One of the most common misconceptions surrounding electric vehicles (EVs) is the belief that their batteries don’t last. However, this notion couldn’t be further from the truth.

Contrary to popular belief, the lithium-ion batteries used in EVs differ significantly from those in everyday devices like smartphones. In fact, most car manufacturers now offer impressive eight-year, 100,000-mile battery warranties on EVs, surpassing the coverage typically provided for internal combustion engine vehicles.

Recent studies further reinforce the durability of EV batteries. A comprehensive analysis conducted by Seattle-based battery experts, Recurrent Motors, revealed that a mere 1.5% of EV batteries studied had required replacement under warranty. Additionally, Tesla’s Impact Report for 2022 showcased that the battery degradation on their older S and X models, even after 200,000 miles, was a just 12%.
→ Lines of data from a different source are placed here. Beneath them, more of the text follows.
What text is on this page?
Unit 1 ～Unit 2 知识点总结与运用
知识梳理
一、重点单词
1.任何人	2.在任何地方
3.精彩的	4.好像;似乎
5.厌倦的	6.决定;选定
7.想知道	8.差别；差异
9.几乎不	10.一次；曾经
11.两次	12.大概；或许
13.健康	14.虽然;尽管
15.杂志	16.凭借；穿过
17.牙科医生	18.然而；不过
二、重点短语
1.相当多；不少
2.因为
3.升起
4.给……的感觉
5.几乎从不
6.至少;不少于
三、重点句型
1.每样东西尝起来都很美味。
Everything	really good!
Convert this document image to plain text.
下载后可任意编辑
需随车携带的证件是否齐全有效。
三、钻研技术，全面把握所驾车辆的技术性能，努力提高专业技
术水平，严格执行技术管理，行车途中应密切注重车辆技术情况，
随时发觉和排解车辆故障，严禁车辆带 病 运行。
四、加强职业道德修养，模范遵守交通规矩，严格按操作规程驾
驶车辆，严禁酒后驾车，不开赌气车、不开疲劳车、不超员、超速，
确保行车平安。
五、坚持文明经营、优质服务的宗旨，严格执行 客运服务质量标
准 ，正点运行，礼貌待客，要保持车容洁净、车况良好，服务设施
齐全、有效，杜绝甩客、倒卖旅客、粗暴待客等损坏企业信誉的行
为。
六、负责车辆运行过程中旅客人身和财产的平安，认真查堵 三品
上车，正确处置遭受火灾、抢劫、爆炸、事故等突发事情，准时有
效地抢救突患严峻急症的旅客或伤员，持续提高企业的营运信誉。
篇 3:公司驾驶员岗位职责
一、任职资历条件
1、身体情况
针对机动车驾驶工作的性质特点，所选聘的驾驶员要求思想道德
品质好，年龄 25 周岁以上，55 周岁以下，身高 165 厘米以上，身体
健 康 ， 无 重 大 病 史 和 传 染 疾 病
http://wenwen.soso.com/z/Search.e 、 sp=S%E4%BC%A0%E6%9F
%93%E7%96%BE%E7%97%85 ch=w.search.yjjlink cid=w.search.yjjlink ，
Real-world examples also speak volumes about the longevity of EV batteries. Cleevely EV Mobile, an esteemed electric car repairer in the UK, frequently showcases high-mileage EVs on their social media platforms. Remarkably, vehicles like the Tesla Model 3 taxi with 300,000 miles and a Model S with 290,000 miles still boast over 80% battery capacity.

Importantly, there is currently no data available to indicate persistent, premature, or unexpected failures of EV batteries. Industry experts widely acknowledge that EV batteries typically outlast the chassis of the vehicle itself. And when an EV battery does reach the end of its usefulness in the vehicle, it can be repurposed or recycled.